Bates is a very funny but low-key and self-effacing man, so if he is finally displaying a tiny touch of bravado, it is well deserved. At the museums, he is treated like a rock star—one man who drove up from Houston told him it was one of the best shows he’d ever seen. The husband of an art teacher said his wife was too shy to introduce herself but that she was his biggest fan. Always he was solicitous and kind (“You teach high school art? Man, that’s the black belt!”). If he also has achieved rock start status in the wider world as well, he certainly doesn’t behave like it. His and Jan’s new house, complete with pool and sunny art studio, is the most spacious they’ve ever lived in, but not by any means grand. And, since Jan had a hand in almost every detail, it is, like her, seriously warm and welcoming. Their favorite vacation spot remains the Gulf Coast, but lately they head farther east to either Seaside or WaterColor in Florida. And, as always, Bates will fish every chance he gets.
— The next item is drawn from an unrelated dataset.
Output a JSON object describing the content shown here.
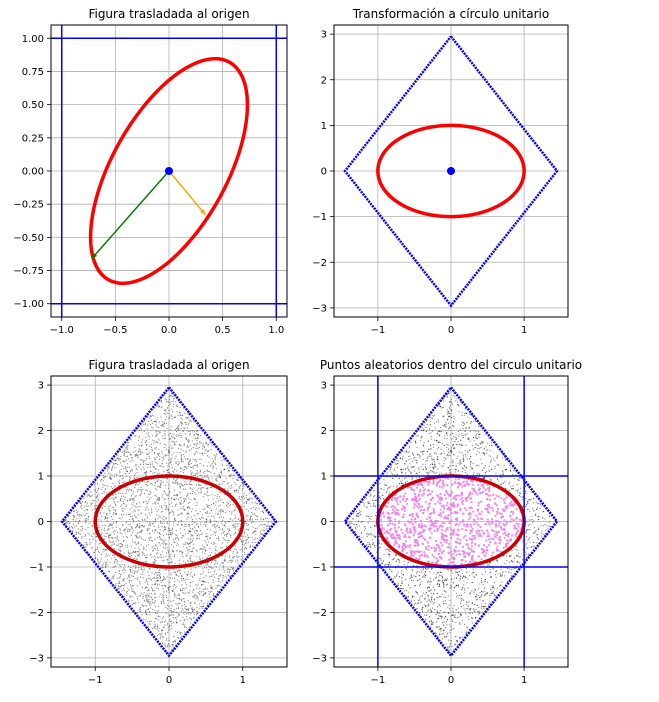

As we walked through the Modern, where two of the four Bates canvases owned by Yale were on view, Bates remarked, referring to the gallery’s director, Reynolds, “Yeah, that guy seems to like my work.” When I expressed surprise that they’d never met—most artists are mad to cultivate collectors and curators, after all—Jan said, “No, no, that’s not us. It’s the work.” The good news is that the work turns out to be all it has taken to put him at the top of a game he never played. During the same exchange about Yale, Bates joked that he could never have gotten into the place as a student. Later, when I repeat the line to Reynolds, he says, “Well, he’s here now. Tell him he’s been admitted four times.” And though Reynolds would be happy to meet the artist he so admires, it’s not what matters to him either. “Frankly, the work is just powerful. It can take care of itself.”